From fasting to honour Creation and the well-being of Deshkan Ziibi to offering her tobacco on the water, Deleary has always had a strong relationship with her environment. This sense of acknowledgement and respect has been fundamental to her upbringing and basic understanding of self. Her mission is to help others learn the value of honouring the land and the water by establishing a relationship with it, rather than taking it for granted.
Another panelist, Sam Whiteye, is from the Delaware Nation and Turtle Clan of the Lunaapeew. Her role as the youth female board member of Meesingw Inc., a grassroots non-profit environmental organization, allows her to advocate for the health of Ontario’s rivers and clean water for all First Nations.
For Whiteye, the inclusion of Indigenous perspectives in the planning of this event is a milestone.
“This event helps raise awareness and gives a platform for First Nations to have a voice. Today in society, that is so important.”

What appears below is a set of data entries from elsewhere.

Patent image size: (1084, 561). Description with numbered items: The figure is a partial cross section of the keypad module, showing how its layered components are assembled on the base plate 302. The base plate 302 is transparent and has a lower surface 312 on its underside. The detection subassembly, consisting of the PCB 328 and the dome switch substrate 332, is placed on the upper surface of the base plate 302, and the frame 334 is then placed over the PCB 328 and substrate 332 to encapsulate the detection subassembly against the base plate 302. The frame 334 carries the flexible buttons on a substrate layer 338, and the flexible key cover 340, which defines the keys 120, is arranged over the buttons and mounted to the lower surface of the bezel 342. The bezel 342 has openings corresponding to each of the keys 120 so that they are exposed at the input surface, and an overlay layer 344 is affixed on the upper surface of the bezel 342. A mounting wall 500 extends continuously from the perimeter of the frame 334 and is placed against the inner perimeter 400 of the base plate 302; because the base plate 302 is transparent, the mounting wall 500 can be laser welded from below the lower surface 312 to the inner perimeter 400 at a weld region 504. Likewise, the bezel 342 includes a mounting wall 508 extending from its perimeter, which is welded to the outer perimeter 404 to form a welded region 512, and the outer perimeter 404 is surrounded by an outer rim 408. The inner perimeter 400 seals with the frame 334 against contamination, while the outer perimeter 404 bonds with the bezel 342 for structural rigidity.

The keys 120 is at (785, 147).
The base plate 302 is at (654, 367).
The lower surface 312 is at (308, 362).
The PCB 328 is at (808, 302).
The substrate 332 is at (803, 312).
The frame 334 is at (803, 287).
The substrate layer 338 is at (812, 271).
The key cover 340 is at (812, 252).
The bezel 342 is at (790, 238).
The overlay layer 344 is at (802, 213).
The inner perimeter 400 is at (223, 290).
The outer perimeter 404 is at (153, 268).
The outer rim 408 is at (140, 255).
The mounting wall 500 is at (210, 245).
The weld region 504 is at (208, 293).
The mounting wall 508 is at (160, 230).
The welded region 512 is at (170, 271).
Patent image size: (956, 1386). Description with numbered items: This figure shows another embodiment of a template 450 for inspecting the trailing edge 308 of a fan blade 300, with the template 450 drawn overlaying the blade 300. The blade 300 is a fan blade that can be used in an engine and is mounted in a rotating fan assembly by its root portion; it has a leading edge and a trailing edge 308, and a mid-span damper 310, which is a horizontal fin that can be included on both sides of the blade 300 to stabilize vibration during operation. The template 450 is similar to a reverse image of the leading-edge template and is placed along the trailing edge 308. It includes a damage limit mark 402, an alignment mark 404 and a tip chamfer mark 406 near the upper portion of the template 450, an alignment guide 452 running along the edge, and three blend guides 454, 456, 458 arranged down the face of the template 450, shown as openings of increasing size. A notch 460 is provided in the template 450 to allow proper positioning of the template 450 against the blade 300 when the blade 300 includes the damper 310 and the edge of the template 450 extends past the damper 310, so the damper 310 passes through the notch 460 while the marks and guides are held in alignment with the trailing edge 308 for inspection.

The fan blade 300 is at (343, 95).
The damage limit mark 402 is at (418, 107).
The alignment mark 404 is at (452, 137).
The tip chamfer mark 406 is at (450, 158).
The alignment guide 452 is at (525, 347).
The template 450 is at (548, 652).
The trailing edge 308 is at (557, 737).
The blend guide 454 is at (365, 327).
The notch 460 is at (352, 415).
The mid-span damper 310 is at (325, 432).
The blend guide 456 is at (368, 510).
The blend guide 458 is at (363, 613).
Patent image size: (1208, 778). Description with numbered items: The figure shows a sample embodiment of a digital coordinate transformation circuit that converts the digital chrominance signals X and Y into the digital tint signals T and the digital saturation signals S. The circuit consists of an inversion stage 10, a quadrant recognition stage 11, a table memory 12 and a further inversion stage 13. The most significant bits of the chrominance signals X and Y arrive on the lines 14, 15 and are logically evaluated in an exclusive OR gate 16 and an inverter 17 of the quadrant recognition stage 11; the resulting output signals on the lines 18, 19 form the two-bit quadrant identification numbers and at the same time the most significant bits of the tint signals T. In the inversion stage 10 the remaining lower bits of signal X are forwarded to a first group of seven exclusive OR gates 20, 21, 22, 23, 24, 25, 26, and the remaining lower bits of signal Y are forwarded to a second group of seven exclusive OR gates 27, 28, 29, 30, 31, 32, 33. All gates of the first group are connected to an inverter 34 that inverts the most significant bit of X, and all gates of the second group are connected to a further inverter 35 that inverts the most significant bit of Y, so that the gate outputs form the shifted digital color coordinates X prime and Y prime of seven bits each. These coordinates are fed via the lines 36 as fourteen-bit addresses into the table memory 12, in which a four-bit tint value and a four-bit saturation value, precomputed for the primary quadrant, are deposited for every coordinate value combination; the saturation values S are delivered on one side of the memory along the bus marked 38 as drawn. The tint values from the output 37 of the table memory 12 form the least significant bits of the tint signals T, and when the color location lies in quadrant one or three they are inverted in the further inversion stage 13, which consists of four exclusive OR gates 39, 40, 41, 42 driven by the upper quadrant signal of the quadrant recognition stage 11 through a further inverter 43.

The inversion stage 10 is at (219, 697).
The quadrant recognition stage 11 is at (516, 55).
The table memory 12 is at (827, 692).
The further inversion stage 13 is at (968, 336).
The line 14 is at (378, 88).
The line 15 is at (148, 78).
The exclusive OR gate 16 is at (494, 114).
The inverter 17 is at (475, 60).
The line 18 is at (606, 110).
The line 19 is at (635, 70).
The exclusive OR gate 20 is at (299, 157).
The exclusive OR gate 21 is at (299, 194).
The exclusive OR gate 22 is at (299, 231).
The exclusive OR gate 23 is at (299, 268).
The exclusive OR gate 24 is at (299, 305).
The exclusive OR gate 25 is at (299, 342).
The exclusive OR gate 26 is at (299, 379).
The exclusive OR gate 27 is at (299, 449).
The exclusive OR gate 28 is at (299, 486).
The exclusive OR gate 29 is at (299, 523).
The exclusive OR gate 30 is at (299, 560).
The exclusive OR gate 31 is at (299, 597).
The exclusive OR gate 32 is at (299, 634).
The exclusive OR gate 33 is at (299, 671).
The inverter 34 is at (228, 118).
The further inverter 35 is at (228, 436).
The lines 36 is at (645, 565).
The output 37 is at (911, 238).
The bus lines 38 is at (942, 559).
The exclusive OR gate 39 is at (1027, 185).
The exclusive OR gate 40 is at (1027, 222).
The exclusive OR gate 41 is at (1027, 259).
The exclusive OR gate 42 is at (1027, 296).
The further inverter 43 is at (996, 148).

This event marks a positive step forward between the LEC and the Indigenous communities innate connection to the land so many people call home. Educating people on Deshkan Ziibi and the ways that the river can be renewed and reworked to better serve the environment promotes healing and restores relationships with the land.
Community drives change — which is why Whiteye is confident that the only way to truly be mindful of the environment and its implications in everyday life is to work together to promote change.
“There needs to be space and there needs to be a conversation to open up with everybody — not just First Nations but everyone who lives in the London area. Everyone has to play their part.”